Here are five books for the youngest readers that focus on different African Americans. Some you may have heard of before, others may be new to you!
(Perhaps these will help you go beyond the big five.)
Dave the Potter: Artist, Poet, Slave by Laban Carrick Hill, illustrated by Bryan Collier.
Dave must have been very strong, as he was able to create pottery that not many could. He knew how to read and write, because he wrote poems on the side of some of his pottery. This book shares the beauty and artistry of his life without ever ignoring the harsh reality that he was a slave.
Ida B. Wells: Let the Truth Be Told by Walter Dean Meyers, illustrated by Bonnie Christensen.
This picture book does a great job of presenting the life story of Ida B. Wells, including difficult topics such as lynching. Because of the subject matter, I’d recommend this for older picture book readers, or as a family read so parents can address any questions children might have.
Major Taylor: Champion Cyclist by Lesa Cline-Ransome, illustrated by James E. Ransome.
Did you know that Major Taylor was the first black world champion bicyclist? He used hard work and athleticism to prove that race did not determine ability at a time when the world was determined to prove him otherwise.
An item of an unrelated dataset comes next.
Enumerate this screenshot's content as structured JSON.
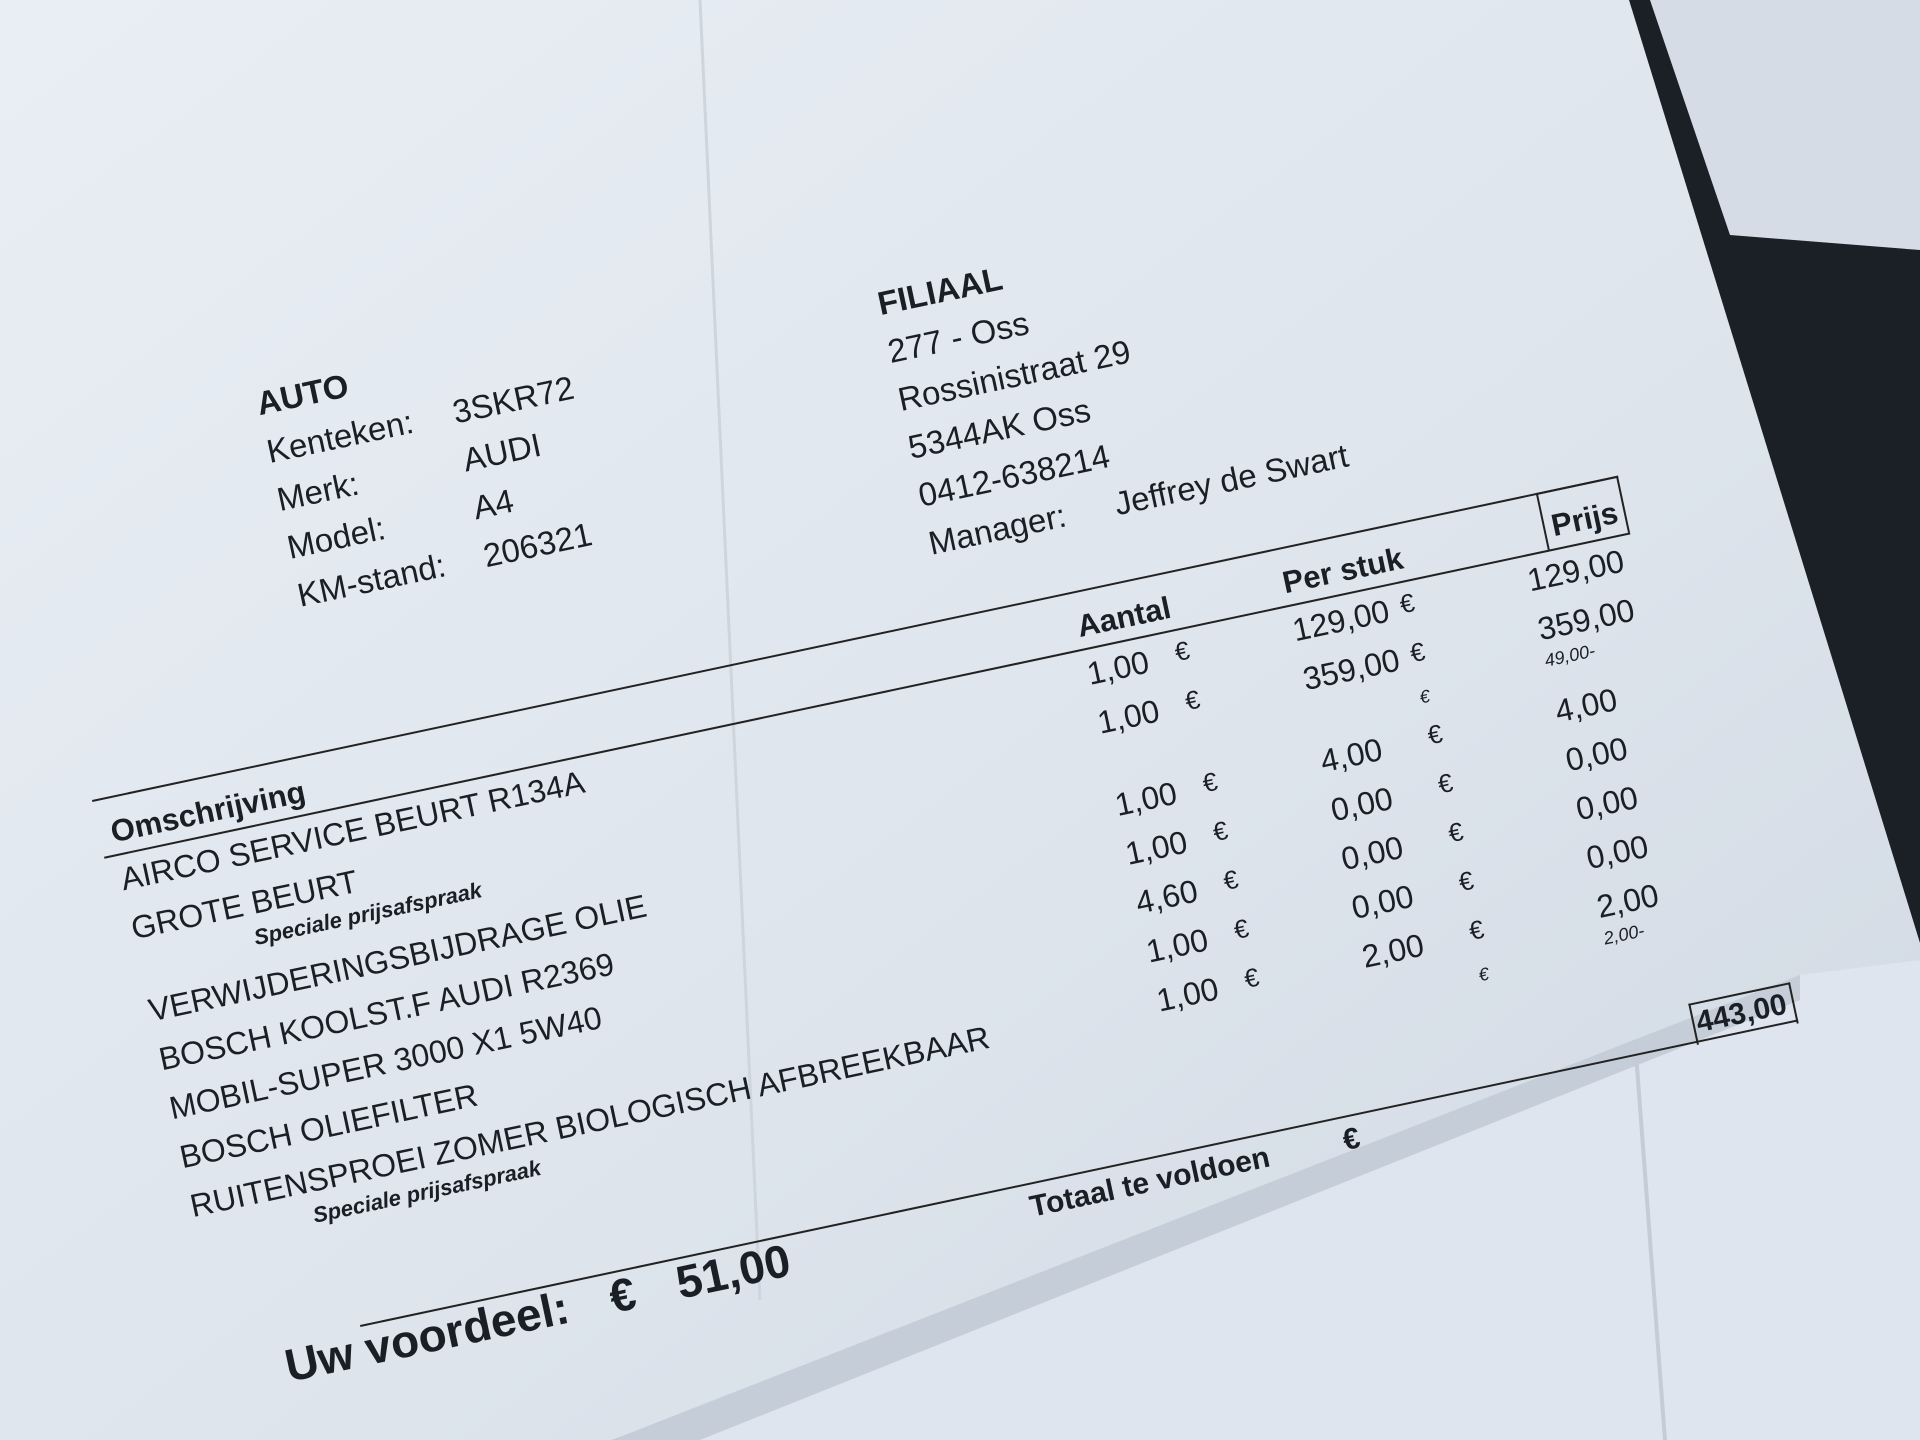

This would be a great book to read before or after a bike ride, or when the weather keeps you indoors!
Ruby Bridges Goes to School: My True Story by Ruby Bridges.
This nonfiction early reader is actually written by Ruby Bridges herself, and includes photos of her historic integration of a New Orleans elementary school. This is one of my earliest reviews for this blog, so I was hesitant to link it, but there aren’t enough diverse early readers and this book should be better known.
When the Beat Was Born: DJ Kool Herc and the Creation of Hip-Hop by Laban Carrick Hill, Illustrated by Theodore Taylor III.
I’m not much of a music person, so it’s surprising how much this book delighted me. The story of DJ Kool Herc is fascinating and covers topics like immigration, community, and of course music! The illustrations never fail to delight new readers and this remains a favorite in our house.
(Note: technically Kool Herc is a Jamaican-American, but he’s seen as part of the African-American community, which is why I included him on this list.)